Viena, 1 de julio de 1782
—Tú, querida Constance, cantarás la parte de soprano; tú, amigo Jacquin, la de bajo, y yo, la de tenor.
El trío interpretó la obra burlesca de Wolfgang, La pequeña cinta[77], que evocaba un pedazo de tela perdido que dos esposos buscaban explicando su doloroso problema a un amigo comerciante, que podía procurarles tanta como quisieran. Afortunadamente, los enamorados encontraban su valioso bien.
Cuando terminaron, los tres intérpretes rompieron a reír.
Thamos el egipcio había encargado a su hermano Jacquin que distrajera a Wolfgang, que tenía los nervios a flor de piel. Aun convencido de haber escrito una ópera agradable y seria, a la vez, ¿cómo reaccionarían los melómanos y la crítica?
Otra preocupación obsesionaba al compositor: su boda.

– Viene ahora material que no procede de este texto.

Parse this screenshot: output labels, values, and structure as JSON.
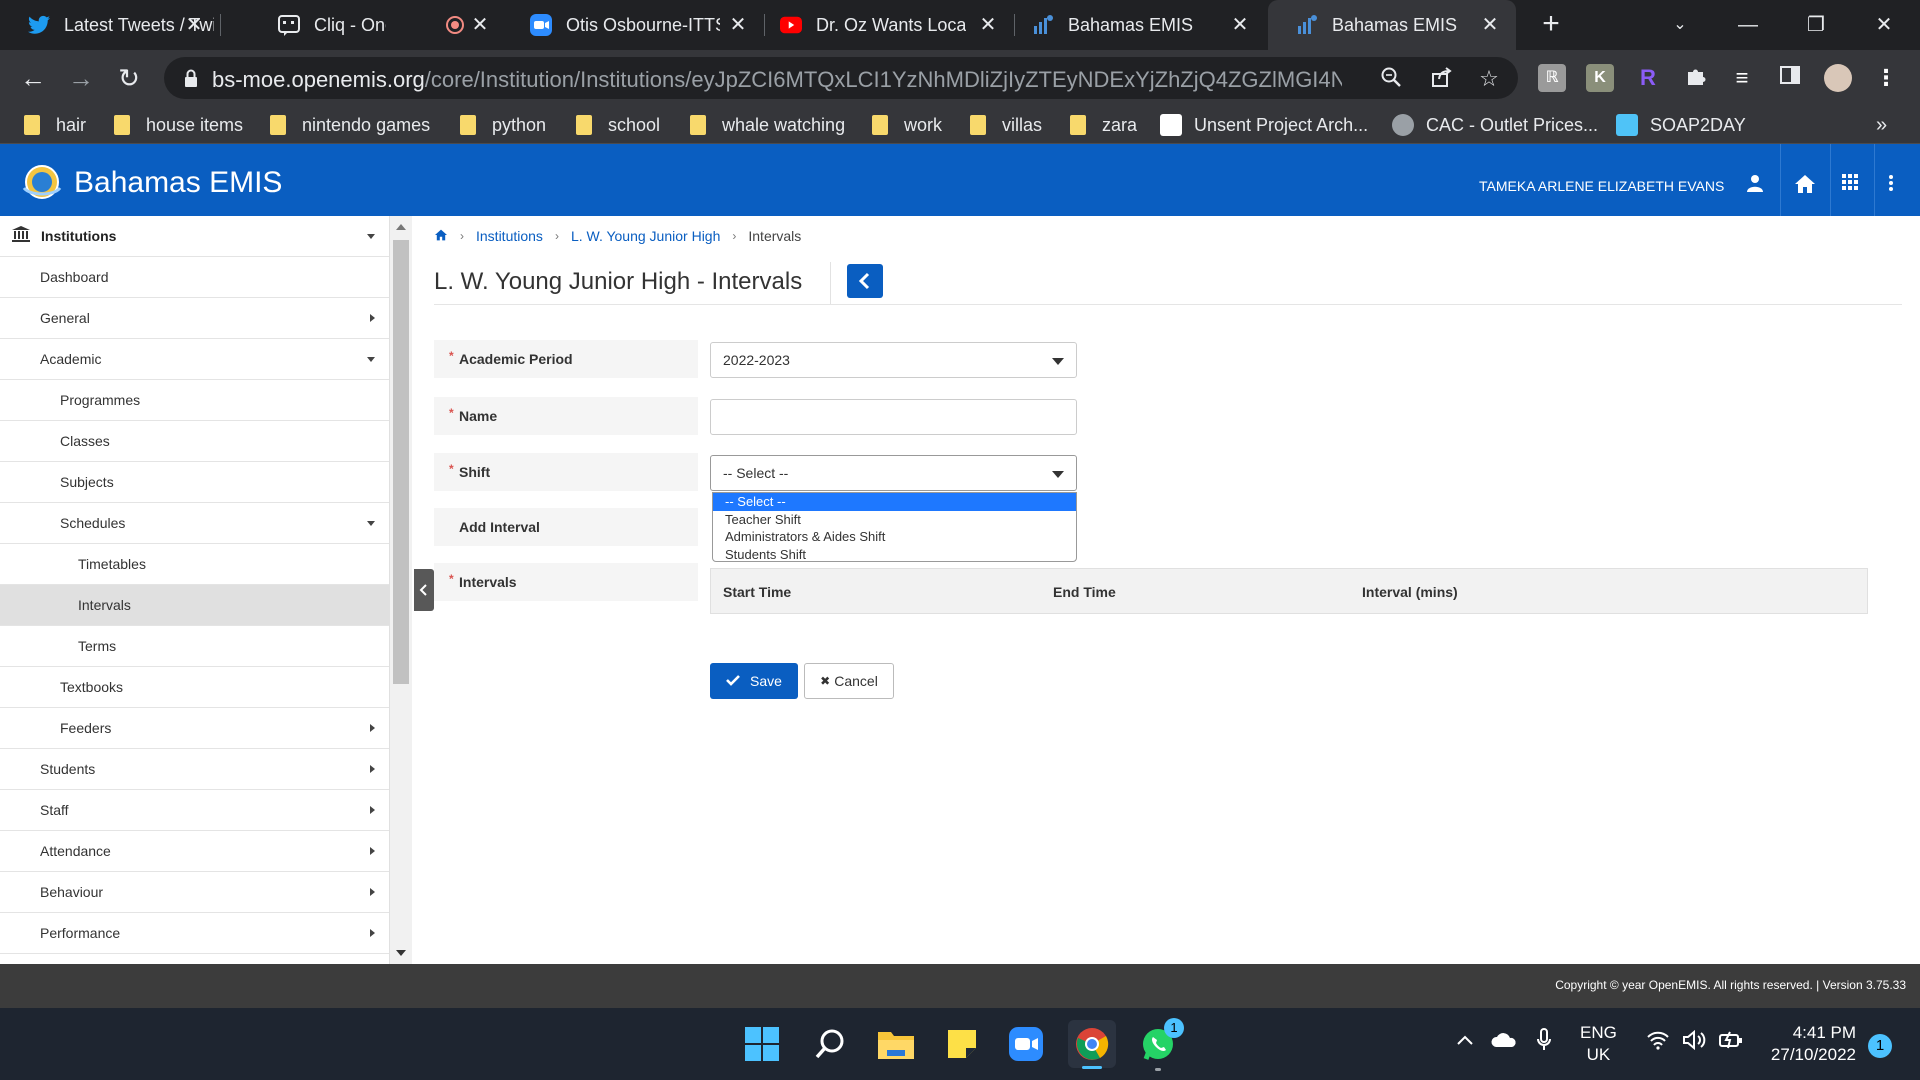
{
  "browser": {
    "tabs": [
      {
        "title": "Latest Tweets / Twitter",
        "icon": "twitter-icon",
        "active": false
      },
      {
        "title": "Cliq - One on One",
        "icon": "cliq-icon",
        "active": false
      },
      {
        "title": "Otis Osbourne-ITTS",
        "icon": "zoom-icon",
        "active": false
      },
      {
        "title": "Dr. Oz Wants Local",
        "icon": "youtube-icon",
        "active": false
      },
      {
        "title": "Bahamas EMIS",
        "icon": "emis-icon",
        "active": false
      },
      {
        "title": "Bahamas EMIS",
        "icon": "emis-icon",
        "active": true
      }
    ],
    "url_host": "bs-moe.openemis.org",
    "url_path": "/core/Institution/Institutions/eyJpZCI6MTQxLCI1YzNhMDliZjIyZTEyNDExYjZhZjQ4ZGZlMGI4NWMyZ...",
    "bookmarks": [
      {
        "label": "hair",
        "type": "folder"
      },
      {
        "label": "house items",
        "type": "folder"
      },
      {
        "label": "nintendo games",
        "type": "folder"
      },
      {
        "label": "python",
        "type": "folder"
      },
      {
        "label": "school",
        "type": "folder"
      },
      {
        "label": "whale watching",
        "type": "folder"
      },
      {
        "label": "work",
        "type": "folder"
      },
      {
        "label": "villas",
        "type": "folder"
      },
      {
        "label": "zara",
        "type": "folder"
      },
      {
        "label": "Unsent Project Arch...",
        "type": "site"
      },
      {
        "label": "CAC - Outlet Prices...",
        "type": "site"
      },
      {
        "label": "SOAP2DAY",
        "type": "site"
      }
    ],
    "bookmarks_more": "»"
  },
  "app": {
    "title": "Bahamas EMIS",
    "user": "TAMEKA ARLENE ELIZABETH EVANS"
  },
  "sidebar": {
    "items": [
      {
        "label": "Institutions",
        "level": 0,
        "arrow": "down",
        "bold": true
      },
      {
        "label": "Dashboard",
        "level": 1,
        "arrow": ""
      },
      {
        "label": "General",
        "level": 1,
        "arrow": "right"
      },
      {
        "label": "Academic",
        "level": 1,
        "arrow": "down"
      },
      {
        "label": "Programmes",
        "level": 2,
        "arrow": ""
      },
      {
        "label": "Classes",
        "level": 2,
        "arrow": ""
      },
      {
        "label": "Subjects",
        "level": 2,
        "arrow": ""
      },
      {
        "label": "Schedules",
        "level": 2,
        "arrow": "down"
      },
      {
        "label": "Timetables",
        "level": 3,
        "arrow": ""
      },
      {
        "label": "Intervals",
        "level": 3,
        "arrow": "",
        "selected": true
      },
      {
        "label": "Terms",
        "level": 3,
        "arrow": ""
      },
      {
        "label": "Textbooks",
        "level": 2,
        "arrow": ""
      },
      {
        "label": "Feeders",
        "level": 2,
        "arrow": "right"
      },
      {
        "label": "Students",
        "level": 1,
        "arrow": "right"
      },
      {
        "label": "Staff",
        "level": 1,
        "arrow": "right"
      },
      {
        "label": "Attendance",
        "level": 1,
        "arrow": "right"
      },
      {
        "label": "Behaviour",
        "level": 1,
        "arrow": "right"
      },
      {
        "label": "Performance",
        "level": 1,
        "arrow": "right"
      }
    ]
  },
  "breadcrumb": {
    "items": [
      "Institutions",
      "L. W. Young Junior High"
    ],
    "current": "Intervals"
  },
  "page": {
    "title": "L. W. Young Junior High - Intervals"
  },
  "form": {
    "academic_period": {
      "label": "Academic Period",
      "value": "2022-2023"
    },
    "name": {
      "label": "Name",
      "value": ""
    },
    "shift": {
      "label": "Shift",
      "value": "-- Select --",
      "options": [
        "-- Select --",
        "Teacher Shift",
        "Administrators & Aides Shift",
        "Students Shift"
      ],
      "highlighted": 0
    },
    "add_interval": {
      "label": "Add Interval"
    },
    "intervals": {
      "label": "Intervals",
      "columns": [
        "Start Time",
        "End Time",
        "Interval (mins)"
      ]
    },
    "save_label": "Save",
    "cancel_label": "Cancel"
  },
  "footer": {
    "copyright": "Copyright © year OpenEMIS. All rights reserved. | Version 3.75.33"
  },
  "taskbar": {
    "lang": "ENG",
    "region": "UK",
    "time": "4:41 PM",
    "date": "27/10/2022",
    "notification_count": "1",
    "whatsapp_badge": "1"
  },
  "colors": {
    "brand_blue": "#0a5ec1",
    "required_red": "#d9534f",
    "dropdown_highlight": "#1e78ff"
  }
}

Leopold seguía negándose a enviarle su consentimiento y Constance, con admirable firmeza de ánimo, seguía soportando el mal carácter de su madre.
Cuando Jacquin se fue, Wolfgang abrazó a su prometida.
—Si tu padre me rechaza —murmuró ella—, ¿renunciarás a nuestra boda?
—¡Claro que no! Antes de fin de año, estaremos unidos ante Dios.
La hermosa sonrisa de Constance conmovió a Wolfgang.
—¿Prescindirás de su consentimiento?
—Si se obstina, sí. Y pronuncio un solemne voto: si Leopold nos recibe en Salzburgo como marido y mujer, haré que se cante allí una misa en tu honor.